Ale być może tak się stało. Nie przeczę. Z pewnością są jednak w naszym pięknym kraju osoby, które wpłacały i na pewno nie wypłaciły. Ale od początku. Dzisiejsza młodzież i dzieci zachwycone Facebookiem, żyjące w sieci, raczej nie są w stanie sobie wyobrazić, jak mogła funkcjonować SKO. Tymczasem dla moich rówieśników, a jeszcze bardziej dzisiejszych czterdziesto- czy pięćdziesięciolatków, ta dwu-, czasami trzykartkowa książeczka w kolorze przydymionego błękitu jest wspomnieniem równie wyraźnym, co uliczne saturatory czy „Teleranek".
W dzieciństwie zebraną makulaturę nie zawsze wymieniało się na papier toaletowy. Czasami rodzice pozwalali te pieniądze zanieść do szkoły i wręczyć nauczycielowi. To samo z gotówką uzyskaną w skupie butelek. Okazuje się, że nauczyciel odgrywał i nadal odgrywa w tym systemie kluczową rolę. Zazwyczaj pieniądze z książeczek wypłacało się przed wakacjami. Żeby było na letnie wydatki. Byli jednak wśród nas bardziej ambitni. Ci zbierali dłużej i nie wypłacali, bo mieli plany inne niż jedne wakacje.
A potem nagle skończył się PRL. Na zakręcie historii książeczki SKO gdzieś się zapodziały. Może zakręt był za ostry i te z niego wypadły. Mam jednak dobrą wiadomość. Pieniądze nie przepadły. Leżą sobie spokojnie od prawie ćwierć wieku w PKO BP i procentują. Kto wie, jaka tam jest gotówka. Może setki tysięcy złotych, może miliony, a może dużo mniej.
Dobra wiadomość jest taka, że można je odzyskać. Zła – że jest to wyjątkowo trudne.
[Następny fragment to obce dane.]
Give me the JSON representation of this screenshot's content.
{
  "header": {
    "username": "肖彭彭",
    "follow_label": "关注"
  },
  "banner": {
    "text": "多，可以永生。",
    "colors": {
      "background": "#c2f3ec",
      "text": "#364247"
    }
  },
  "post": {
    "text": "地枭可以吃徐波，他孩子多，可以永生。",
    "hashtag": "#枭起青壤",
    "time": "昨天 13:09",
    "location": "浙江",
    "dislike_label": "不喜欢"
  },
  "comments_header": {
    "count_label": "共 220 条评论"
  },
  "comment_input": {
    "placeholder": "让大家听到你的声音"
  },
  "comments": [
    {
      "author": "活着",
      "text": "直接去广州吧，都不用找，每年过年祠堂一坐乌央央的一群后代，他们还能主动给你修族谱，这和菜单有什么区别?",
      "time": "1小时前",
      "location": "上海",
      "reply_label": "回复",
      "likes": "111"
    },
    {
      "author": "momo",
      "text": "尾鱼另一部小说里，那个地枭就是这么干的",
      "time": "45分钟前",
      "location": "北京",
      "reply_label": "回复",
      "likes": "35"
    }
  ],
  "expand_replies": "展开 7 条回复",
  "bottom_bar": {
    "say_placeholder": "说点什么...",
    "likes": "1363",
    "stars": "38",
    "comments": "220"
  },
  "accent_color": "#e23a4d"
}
Nie przypadkowo napisałem, że kluczem jest tu nauczyciel. Trzeba go po tych dwudziestu kilku latach odnaleźć, bo to tylko on może sprawdzić, czy taka książeczka się w banku zachowała. Jeśli tak – uzyskuje on dostęp do pieniędzy tam zgromadzonych. A potem może wypłacić nam naszą część. Bank informuje, że po potwierdzeniu istnienia SKO dostęp do gotówki jest błyskawiczny.
Mimo to, może być to, delikatnie mówiąc, odrobinę skomplikowane. A co jeśli nauczyciel, który prowadził książeczkę i zapisywał nasze oszczędności, sam już nie musi oszczędzać, bo tam, gdzie jest, pieniądze nie są potrzebne? Warto więc wybrać się na poszukiwania swojego wychowawcy z podstawówki? Może przy okazji kolejnego klasowego spotkania po latach?